"Romanian President Traian Basescu's address [in parliament] is the best and clearest proof" that Romania is interested in integrating Moldova, Voronin said in a TV address to the nation.
Protests originally led by the opposition turned violent last week, when some 10,000 rioters, mainly students, broke into the presidential residence and parliament in the capital, Chisinau. Several hundred protesters and police were injured in the violence.
After the April 7 riots, Moldova expelled the Romanian ambassador and introduced a visa regime with its neighbor. Basescu said in parliament that Romania would not allow the Prut River to become "a new iron curtain" and called on the EU to investigate the "repression in Moldova."
Voronin also said: "This address...leaves no doubt over who exactly is motivating those few Moldovan politicians for whom the fight for liberal values is for some reason the same as fighting against Moldova's independence."
Voronin said the Moldovan authorities had been forced to expel the ambassador as the Romanian embassy in Chisinau had become a place where Moldovan politicians secretly met.
He called the introduction of a visa regime "a response to the neighboring state that let itself become openly involved in domestic political events in Moldova" and added that the "unwillingness by Bucharest's officials to sign a basic agreement and border treaty with Moldova is clear proof of their insincerity."
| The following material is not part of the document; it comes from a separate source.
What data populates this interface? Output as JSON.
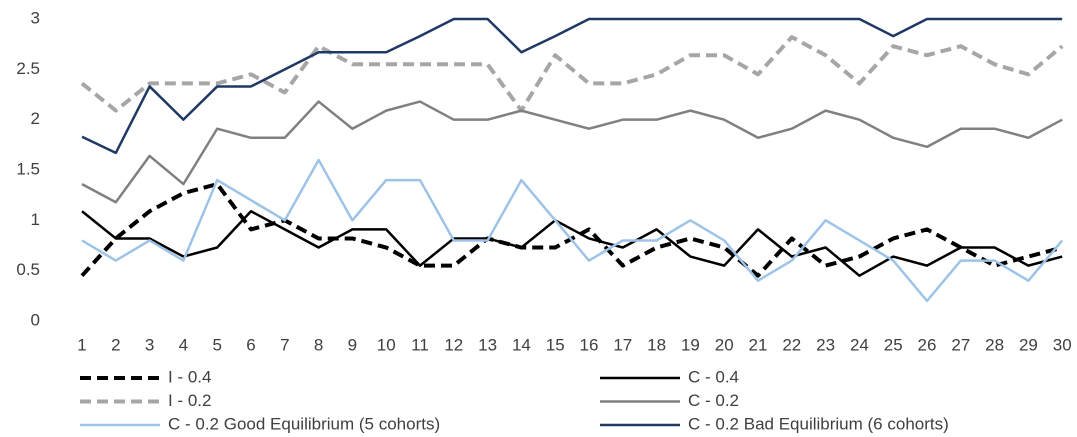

The Moldovan president also called for an amnesty and an end to harassment of all protestors in recent riots apart from repeat offenders.
"Criminals and habitual offenders who made use of the complicated political situation will remain in detention," Voronin said in the address. "As regards other participants in the April 7 events, I request that the relevant competent bodies hold an overall amnesty and stop all forms of persecution of those participants, involved in street protests."
Moldova's Central Election Commission (CEC) said it will end a recount of votes from the April 5 parliamentary election contested by the opposition on Thursday.
"There are a few polling stations remaining, where the recount is to be completed Thursday morning due to technical reasons," Eugeniu Stirbu said. "The recount results will most likely be made public in the next few days and immediately passed onto the Constitutional Court for approval."
The recount was started Wednesday. The decision to recount votes was made by the Constitutional Court on Sunday at the request of President Voronin, who chairs the ruling Communist Party.
The election commission secretary said earlier Wednesday that some 20,000 members of regional electoral bodies are involved in the recount, and that the process is being observed by international monitors.
The Liberal Party, the Liberal Democratic Party and Our Moldova alliance said in a joint statement earlier in the week that major violations took place during the April election in the compiling of lists of eligible voters. The opposition claimed that some 400,000 voters had been unlawfully registered to vote.
However, observers from Europe's main election monitoring body, the Organization for Security and Cooperation in Europe, gave their overall endorsement to the voting process.
President Voronin's Communist Party won almost 50% in the April 5 polls. Voronin is due to step down on May 7, but his party won just enough seats in parliament to be able to elect a successor without requiring votes from any other party.